A Sonnet is a moment's monument— A

     Memorial from the soul's eternity B

     To one dead deathless hour. Look that it be, B

Whether for lustral rite or dire portent, A

Of its own intricate fulness reverent: A

     Carve it in ivory or in ebony, B

     As Day or Night prevail; and let Time see B

It's flowering crest impearled and orient.[1] A

 

A Sonnet is a coin: its face reveals C

     The soul,—its converse, to what Power 'tis due: D

Whether for tribute to the august appeals C

     Of Life, or dower in Love's high retinue,[2] D

 

It serve; or, 'mid the dark wharf's cavernous breath, E

In Charon's palm it pay the toll to Death.[3] E

 

Footnotes

  1. Rossetti says in the second line of the poem that a poem is a "memorial," or in other words, a symbol of the poet's soul that will live on forever. He continues the idea of immorality in the last two lines of this stanza when he explains that throughout time, the poem will "sparkle" in people's lives.
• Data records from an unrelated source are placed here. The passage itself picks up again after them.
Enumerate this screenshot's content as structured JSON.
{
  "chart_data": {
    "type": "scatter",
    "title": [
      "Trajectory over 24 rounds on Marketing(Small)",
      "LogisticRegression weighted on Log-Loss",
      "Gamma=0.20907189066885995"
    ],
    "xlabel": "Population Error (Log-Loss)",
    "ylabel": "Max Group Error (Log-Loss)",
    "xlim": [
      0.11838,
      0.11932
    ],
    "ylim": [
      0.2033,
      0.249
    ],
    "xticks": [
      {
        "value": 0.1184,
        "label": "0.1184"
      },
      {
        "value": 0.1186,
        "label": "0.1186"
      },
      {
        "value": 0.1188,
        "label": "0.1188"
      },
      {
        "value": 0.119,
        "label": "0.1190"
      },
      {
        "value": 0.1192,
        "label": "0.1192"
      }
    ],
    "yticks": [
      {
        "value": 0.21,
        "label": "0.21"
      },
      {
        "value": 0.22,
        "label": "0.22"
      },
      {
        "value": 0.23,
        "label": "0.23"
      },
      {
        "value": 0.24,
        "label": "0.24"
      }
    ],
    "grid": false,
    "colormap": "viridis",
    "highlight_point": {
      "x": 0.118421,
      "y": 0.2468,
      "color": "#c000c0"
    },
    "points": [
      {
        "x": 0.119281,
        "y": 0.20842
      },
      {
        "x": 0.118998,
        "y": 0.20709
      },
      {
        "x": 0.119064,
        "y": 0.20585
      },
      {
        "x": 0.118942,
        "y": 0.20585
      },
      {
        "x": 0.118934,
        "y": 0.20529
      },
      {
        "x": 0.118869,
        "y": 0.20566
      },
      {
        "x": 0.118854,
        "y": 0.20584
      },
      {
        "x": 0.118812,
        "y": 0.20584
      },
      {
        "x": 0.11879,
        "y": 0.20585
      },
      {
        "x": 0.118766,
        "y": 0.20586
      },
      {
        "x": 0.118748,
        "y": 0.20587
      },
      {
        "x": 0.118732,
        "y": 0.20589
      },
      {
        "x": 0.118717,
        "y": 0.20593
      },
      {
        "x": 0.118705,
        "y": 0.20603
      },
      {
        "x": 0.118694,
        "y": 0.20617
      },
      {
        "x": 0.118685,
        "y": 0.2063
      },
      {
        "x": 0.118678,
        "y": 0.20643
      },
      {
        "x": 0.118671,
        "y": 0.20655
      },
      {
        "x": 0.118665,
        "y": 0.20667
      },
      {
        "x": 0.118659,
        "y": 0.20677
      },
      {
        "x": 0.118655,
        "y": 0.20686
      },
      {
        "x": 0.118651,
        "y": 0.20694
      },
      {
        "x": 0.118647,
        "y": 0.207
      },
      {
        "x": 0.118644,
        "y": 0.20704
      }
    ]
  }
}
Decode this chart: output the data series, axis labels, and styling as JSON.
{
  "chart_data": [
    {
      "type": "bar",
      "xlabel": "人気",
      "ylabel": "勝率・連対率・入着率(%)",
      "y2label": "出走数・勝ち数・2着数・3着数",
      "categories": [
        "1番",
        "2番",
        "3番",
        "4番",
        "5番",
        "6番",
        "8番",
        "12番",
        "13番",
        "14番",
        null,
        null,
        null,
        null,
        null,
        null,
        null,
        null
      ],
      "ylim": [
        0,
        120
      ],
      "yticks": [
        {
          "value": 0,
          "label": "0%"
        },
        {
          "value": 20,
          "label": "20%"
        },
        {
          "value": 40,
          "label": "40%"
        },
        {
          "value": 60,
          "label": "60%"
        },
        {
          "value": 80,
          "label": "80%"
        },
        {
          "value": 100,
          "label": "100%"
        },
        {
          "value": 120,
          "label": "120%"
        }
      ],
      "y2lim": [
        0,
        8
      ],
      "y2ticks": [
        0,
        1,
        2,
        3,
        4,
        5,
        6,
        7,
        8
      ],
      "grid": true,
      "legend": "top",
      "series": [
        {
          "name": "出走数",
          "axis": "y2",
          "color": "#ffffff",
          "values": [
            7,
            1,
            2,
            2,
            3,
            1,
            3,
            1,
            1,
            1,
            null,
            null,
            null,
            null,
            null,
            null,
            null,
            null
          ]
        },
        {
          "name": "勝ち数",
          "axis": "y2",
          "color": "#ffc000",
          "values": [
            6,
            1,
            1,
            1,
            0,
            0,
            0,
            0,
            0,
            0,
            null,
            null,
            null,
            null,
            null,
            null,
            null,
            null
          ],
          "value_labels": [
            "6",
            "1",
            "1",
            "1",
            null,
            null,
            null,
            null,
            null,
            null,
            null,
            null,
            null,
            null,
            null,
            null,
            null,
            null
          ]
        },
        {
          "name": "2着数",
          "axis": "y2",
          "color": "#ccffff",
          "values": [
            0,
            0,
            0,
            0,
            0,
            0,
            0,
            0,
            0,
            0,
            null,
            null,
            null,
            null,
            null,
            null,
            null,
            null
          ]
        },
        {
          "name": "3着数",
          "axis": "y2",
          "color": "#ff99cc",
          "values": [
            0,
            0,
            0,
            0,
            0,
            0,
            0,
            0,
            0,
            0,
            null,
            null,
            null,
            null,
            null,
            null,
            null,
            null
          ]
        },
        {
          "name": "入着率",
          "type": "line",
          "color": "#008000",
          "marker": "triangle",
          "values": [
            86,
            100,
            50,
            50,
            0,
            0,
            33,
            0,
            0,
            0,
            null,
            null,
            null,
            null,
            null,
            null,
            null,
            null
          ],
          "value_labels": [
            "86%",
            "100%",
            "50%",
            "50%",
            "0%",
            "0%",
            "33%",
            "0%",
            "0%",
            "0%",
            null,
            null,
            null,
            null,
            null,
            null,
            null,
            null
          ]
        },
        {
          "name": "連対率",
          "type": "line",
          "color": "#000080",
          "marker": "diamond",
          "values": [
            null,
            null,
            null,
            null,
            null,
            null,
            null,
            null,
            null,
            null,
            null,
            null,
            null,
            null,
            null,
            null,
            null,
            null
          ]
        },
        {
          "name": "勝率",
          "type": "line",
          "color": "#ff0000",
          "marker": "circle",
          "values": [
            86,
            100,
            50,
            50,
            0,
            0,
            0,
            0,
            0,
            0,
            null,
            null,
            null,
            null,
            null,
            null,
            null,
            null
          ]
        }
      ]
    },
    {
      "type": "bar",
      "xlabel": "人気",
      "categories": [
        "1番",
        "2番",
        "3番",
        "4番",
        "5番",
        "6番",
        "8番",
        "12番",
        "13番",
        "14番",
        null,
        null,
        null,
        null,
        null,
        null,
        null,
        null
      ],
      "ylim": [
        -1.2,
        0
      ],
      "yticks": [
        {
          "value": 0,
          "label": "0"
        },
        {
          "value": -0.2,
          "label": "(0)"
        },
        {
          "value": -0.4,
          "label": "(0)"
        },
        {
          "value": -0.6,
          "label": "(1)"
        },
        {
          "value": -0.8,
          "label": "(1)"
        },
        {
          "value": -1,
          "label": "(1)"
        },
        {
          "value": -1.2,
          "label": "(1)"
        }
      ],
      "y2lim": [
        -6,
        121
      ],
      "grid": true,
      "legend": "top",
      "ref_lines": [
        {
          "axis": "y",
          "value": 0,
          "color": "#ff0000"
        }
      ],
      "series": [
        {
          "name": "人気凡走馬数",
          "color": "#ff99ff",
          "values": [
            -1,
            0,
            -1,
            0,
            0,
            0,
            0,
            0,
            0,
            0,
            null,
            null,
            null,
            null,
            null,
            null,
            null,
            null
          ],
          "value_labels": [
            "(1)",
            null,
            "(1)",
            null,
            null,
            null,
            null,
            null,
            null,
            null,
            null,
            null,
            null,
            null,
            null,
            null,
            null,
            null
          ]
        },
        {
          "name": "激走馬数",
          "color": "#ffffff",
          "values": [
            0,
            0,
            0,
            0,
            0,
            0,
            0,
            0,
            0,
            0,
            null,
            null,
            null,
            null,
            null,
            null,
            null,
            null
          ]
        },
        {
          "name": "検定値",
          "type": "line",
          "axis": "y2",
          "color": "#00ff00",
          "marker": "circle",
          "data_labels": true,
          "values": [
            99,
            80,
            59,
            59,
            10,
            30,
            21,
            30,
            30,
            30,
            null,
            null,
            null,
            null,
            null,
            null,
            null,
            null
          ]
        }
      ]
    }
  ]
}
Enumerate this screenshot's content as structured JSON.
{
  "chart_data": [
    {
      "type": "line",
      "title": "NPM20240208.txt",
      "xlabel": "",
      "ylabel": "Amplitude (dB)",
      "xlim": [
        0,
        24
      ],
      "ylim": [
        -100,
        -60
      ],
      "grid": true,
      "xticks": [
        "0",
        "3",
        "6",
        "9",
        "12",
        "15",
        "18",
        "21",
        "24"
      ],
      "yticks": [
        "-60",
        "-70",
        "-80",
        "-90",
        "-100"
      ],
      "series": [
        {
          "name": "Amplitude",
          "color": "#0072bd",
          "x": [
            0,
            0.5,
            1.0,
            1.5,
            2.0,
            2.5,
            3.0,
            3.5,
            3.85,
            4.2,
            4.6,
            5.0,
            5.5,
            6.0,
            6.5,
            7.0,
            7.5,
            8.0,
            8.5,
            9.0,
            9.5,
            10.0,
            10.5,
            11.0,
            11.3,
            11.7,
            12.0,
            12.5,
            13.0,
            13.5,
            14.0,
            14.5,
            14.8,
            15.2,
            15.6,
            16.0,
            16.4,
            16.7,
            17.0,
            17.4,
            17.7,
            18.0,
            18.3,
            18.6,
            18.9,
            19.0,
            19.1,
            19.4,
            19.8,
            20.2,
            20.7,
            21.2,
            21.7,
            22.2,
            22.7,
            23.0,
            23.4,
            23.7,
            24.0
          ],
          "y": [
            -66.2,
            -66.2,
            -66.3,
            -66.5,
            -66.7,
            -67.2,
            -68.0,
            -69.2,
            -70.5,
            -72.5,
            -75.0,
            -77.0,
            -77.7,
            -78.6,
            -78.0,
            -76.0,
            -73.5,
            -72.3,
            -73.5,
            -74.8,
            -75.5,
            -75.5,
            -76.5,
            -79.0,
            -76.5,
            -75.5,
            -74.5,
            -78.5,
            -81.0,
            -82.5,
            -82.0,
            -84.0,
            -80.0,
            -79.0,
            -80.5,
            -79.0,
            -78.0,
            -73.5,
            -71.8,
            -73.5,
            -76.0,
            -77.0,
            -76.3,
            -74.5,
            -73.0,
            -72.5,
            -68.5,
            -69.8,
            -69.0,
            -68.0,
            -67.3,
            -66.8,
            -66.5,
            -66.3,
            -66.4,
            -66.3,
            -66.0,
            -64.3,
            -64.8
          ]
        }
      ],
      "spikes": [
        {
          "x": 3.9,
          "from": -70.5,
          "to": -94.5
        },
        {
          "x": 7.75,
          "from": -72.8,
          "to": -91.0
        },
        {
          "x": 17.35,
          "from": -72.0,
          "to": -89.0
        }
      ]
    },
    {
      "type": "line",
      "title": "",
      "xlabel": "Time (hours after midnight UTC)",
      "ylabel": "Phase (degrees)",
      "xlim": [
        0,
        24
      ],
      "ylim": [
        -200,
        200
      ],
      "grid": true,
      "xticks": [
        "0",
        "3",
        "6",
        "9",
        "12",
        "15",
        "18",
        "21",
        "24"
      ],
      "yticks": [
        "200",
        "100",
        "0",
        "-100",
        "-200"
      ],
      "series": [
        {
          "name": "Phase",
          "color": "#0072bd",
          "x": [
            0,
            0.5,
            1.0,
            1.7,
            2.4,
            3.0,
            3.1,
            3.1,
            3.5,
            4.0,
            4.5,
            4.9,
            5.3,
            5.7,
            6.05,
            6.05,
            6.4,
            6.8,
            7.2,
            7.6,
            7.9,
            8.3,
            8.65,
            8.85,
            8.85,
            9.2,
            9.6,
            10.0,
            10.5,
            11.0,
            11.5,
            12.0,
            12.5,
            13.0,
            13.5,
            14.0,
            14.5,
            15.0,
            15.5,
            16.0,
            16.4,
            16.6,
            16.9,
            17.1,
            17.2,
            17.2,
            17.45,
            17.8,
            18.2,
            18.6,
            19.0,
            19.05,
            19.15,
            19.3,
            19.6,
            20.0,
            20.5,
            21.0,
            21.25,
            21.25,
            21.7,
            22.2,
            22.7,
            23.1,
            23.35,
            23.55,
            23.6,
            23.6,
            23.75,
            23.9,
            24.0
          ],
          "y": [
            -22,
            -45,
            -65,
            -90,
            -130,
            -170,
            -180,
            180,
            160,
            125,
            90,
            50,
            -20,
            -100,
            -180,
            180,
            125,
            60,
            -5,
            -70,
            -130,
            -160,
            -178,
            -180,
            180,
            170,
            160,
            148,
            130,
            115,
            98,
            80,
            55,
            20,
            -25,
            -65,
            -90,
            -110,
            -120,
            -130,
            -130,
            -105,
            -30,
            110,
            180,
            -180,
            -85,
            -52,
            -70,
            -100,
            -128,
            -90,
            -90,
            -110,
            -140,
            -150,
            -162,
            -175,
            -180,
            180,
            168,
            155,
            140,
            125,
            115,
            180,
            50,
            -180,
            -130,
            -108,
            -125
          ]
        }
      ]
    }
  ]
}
The process of writing a poem is explained in line 4 when he explains that the poet must decide whether to write a poem that cleanses the soul or one that is an ominous warning to those who read it. These are the two main ideas that Rossetti presents in the first stanza- the immorality of the poet through poetry and the process of writing the actual poem.
  2. This stanza brings a reflection onto the idea behind the sonnet. It brings the issue between the two contrasting aspects of the process of writing, the two sides of the coin. The soul represents one side, which represents the heart or deep meaning behind the poem, where the other aspects portray power. It urges the question of which is more important, the expansive nature of the immortality of the poem, or the specific, personal love and passion put forth into the poem by the author.
  3. This sonnet is unique in that it ends with a couplet, like a Shakespearean sonnet, but otherwise follows the structure of a Petrarchan sonnet. The couplet does not present an argument to unify the building images of preceding lines, as it would in an English sonnet; rather, it builds upon the idea of the sonnet's purpose and its ultimate fate when the poet dies. At this point, the "turn" in the sonnet has already occurred when metaphorically flips the coin to discuss the universal forces behind the sonnet. The couplet's subject matter moves the sonnet past the temporal moment which inspired it and gives another perspective to the sonnet of which the sonnet speaks by hinting at its immortality.